Depois, ele não podia governar porque não controlaria os radicais do PT. Quando os radicais saíram do partido, ele não pode governar porque apelou para a tirania.

Depois, ele não podia governar porque não havia eficiência nas políticas sociais. Quando as políticas sociais começam a funcionar, distribuindo renda e reduzindo a pobreza, ele não pode governar porque tem programas assistencialistas com objetivos eleitorais.

Depois, não podia governar porque distribuiu crédito demais para os mais pobres. O tempo mostrou que o aumento da circulação monetária a partir dos mais pobres não torna inevitável a volta da inflação.

Depois, não podia governar porque era muito amigo dos movimentos sociais, até posava para fotos com o boné do MST. O tempo mostrou que o diálogo com os movimentos sociais não tira pedaço do Estado.

Depois, não podia governar porque os projetos demoravam muito para sair, passando por negociações intermináveis com todos os interessados no assunto. Quando procura resolver mais rápido, não pode governar porque edita muitas medidas provisórias.

Depois, não podia governar porque os ministérios não sabiam gastar direito os recursos disponíveis. Quando os fluxos de liberação orçamentária são organizados, não pode governar porque está liberando recursos demais.

Depois, não podia governar porque tinha dificuldades para demitir os amigos e aliados. Quando demite, não pode governar porque a demissão comprova a culpa dos amigos e aliados.

Depois, não podia governar porque o país não suportaria uma crise com escândalos em série por muito tempo. Quando a vida real não se importa com a crise que se arrasta há dez meses, não pode governar porque a crise não acaba.

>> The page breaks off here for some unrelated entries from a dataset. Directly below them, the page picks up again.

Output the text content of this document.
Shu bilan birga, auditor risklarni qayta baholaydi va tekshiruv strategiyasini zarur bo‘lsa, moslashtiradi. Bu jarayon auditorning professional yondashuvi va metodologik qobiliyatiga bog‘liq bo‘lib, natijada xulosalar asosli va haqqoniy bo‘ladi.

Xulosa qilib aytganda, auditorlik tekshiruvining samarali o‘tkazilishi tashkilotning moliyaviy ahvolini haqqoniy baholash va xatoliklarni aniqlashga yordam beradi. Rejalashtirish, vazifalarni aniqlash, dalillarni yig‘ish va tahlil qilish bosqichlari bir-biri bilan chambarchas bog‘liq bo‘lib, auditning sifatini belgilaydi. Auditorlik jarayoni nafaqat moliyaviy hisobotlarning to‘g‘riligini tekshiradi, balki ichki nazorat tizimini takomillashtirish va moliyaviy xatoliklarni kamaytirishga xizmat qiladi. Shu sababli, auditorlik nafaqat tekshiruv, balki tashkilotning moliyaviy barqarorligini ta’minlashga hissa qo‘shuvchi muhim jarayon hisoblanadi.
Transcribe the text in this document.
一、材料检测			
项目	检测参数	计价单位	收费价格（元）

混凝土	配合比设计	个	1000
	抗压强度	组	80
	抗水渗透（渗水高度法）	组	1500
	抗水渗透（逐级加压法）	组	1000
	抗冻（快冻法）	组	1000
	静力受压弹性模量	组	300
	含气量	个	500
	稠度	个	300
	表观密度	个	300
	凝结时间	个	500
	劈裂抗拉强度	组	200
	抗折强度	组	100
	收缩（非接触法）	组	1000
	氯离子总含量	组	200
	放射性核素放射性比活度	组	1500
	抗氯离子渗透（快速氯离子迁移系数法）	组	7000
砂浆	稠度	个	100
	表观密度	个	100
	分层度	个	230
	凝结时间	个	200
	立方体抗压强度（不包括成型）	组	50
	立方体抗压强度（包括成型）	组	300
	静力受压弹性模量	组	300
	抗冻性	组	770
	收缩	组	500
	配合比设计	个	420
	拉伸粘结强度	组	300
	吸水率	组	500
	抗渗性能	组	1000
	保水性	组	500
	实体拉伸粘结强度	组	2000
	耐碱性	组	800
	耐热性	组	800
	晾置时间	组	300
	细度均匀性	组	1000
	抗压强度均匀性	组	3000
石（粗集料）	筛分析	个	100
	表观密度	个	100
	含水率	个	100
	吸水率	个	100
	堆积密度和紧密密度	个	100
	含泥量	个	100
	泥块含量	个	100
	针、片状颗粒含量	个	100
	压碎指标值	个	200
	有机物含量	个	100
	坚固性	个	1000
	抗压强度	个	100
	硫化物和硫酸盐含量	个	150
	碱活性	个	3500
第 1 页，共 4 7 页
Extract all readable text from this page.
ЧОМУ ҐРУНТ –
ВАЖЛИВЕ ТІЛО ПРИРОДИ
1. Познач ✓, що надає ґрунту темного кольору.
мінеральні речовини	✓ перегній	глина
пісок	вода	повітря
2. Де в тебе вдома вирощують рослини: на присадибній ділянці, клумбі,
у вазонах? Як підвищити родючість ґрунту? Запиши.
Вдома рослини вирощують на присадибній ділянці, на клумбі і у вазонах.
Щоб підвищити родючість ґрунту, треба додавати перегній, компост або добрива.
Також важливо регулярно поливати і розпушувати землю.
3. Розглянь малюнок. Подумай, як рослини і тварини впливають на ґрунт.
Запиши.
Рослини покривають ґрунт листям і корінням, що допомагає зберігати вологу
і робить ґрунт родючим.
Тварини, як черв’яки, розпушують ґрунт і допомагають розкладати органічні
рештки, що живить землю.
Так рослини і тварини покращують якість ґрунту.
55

Depois, não podia governar porque sabe demais sobre o que seus subordinados teriam feito. Quando não se comprova que ele sabia, não pode governar porque nunca sabe de nada.

Depois, não podia governar porque não pagou ao partido a passagem e estadia da mulher na viagem institucional que fizeram à China. Se um amigo faz o ressarcimento, não pode governar porque não explica a origem do dinheiro.

Depois, não podia governar porque os filhos usam regalias do Estado. Quando um filho consegue ser bem sucedido, não pode governar porque o aporte de uma concessionária de serviços públicos fez aporte financeiro em uma empresa, do ramo em que é considerado expert e da qual é sócio com 16% do capital.

Depois, não podia governar porque a filha não pagou suas dívidas de campanha. Quando o assunto é resolvido, não pode governar porque a conta pode ter sido paga por um amigo.

Depois, não podia governar porque um caseiro diz que o ministro da Fazenda é mentiroso. Quando se descobre que o caseiro pode ter recebido dinheiro da oposição para provocar a crise, não pode governar porque, na ânsia de comprovar a trapaça, integrantes do governo são apanhados em crime grave.

Se não demite o ministro que está sendo alvejado, não pode governar porque está acobertando ou garantindo o foro especial. Se demite e não faz discurso, não pode governar porque reprova os delitos cometidos, mas não os reconhece para proteger o aliado. Se demite e faz discurso chamando de amigo, não pode governar porque já sabia do crime e não quis denunciar.

Não pode governar mais quatro anos porque é amador e o país precisa ter de volta seus profissionais no governo. Aqueles que não deixam rastro.

Sempre haverá um motivo qualquer para a elite justificar a idéia de que Lula não pode governar. Porque o verdadeiro motivo que se esconde atrás de todas as objeções é que Lula é do povo. A elite não aceita ser governada por alguém do povo, que saiba compreender o povo, conversar com o povo e ajudar o povo a resgatar sua cidadania.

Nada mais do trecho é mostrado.